Course Descriptions

ANTH 110 Cultural Anthropology (3 units)

This course is an introduction to the cultures and customs of human groups throughout the world with the aim of understanding how cultures function based on their world views. Topics include subsistence methods, religious belief systems, linguistics, economics, political organization, kinship, gender, sex, marriage and family systems, social stratification, and globalization. This course stresses anthropological concepts such as culture, cultural relativism, holism, ethnocentrism, cross-cultural comparisons, world view, culture change, and fieldwork.

ANTH 125 Physical Anthropology (3 units)

This course covers the concepts, methods and theory of biological evolution and its application to the human species. There is a specific focus on molecular, Mendelian and population genetics mechanisms of evolution, primatology, paleoanthropology, biocultural adaptations, human variation, and current bioethical issues. The scientific method serves as the foundation of the course.

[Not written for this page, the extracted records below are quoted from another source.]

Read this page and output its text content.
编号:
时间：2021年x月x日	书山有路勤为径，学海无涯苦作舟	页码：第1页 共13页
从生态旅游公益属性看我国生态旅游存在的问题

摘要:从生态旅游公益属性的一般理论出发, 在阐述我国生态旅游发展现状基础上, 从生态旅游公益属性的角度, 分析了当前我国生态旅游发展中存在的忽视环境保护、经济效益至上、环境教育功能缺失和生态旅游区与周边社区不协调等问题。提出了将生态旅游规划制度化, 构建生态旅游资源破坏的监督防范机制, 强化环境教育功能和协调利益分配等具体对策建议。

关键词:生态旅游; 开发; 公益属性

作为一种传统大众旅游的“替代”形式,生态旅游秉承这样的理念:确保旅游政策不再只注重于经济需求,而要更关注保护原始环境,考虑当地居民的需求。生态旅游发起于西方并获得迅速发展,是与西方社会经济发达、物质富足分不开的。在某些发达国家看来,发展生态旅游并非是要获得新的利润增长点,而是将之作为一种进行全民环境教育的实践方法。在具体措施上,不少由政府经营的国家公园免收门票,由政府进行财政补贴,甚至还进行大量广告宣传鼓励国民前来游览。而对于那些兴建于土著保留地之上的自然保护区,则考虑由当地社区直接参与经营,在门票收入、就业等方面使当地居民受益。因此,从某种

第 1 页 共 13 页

ANTH 126 Physical Anthropology Laboratory (1 units)

Laboratory course in which the students apply and practice the scientific methods, techniques and procedures used by physical anthropologists to understand human evolution, non-human primates and human variation. Students gain practical experience and a deeper understanding by participating in lab exercises, activities and experiments that explore human evolution, osteology, forensics, genetics, modern human variation, primate anatomy and behavior. Field trips may be required.

ANTH 200 Ethnographic Film (3 units)

Introduction to the use of film and photography by anthropologists as a research tool through viewing films depicting different cultures from around the world. Students are expected to analyze a variety of peoples from various ethnic groups in differing cultural contexts as to their contributions to the world community without prejudice or ethnocentrism.

ANTH 351 Archaeology (3 units)

Introduction to the theories, concepts, and methods employed by the archaeologist in the study of human history and pre-history. The diverse evolution of cultural systems are emphasized. The challenges and achievements of non-literate and traditional cultures, diverse communities, and social classes over time are also explored. Field trips may be required.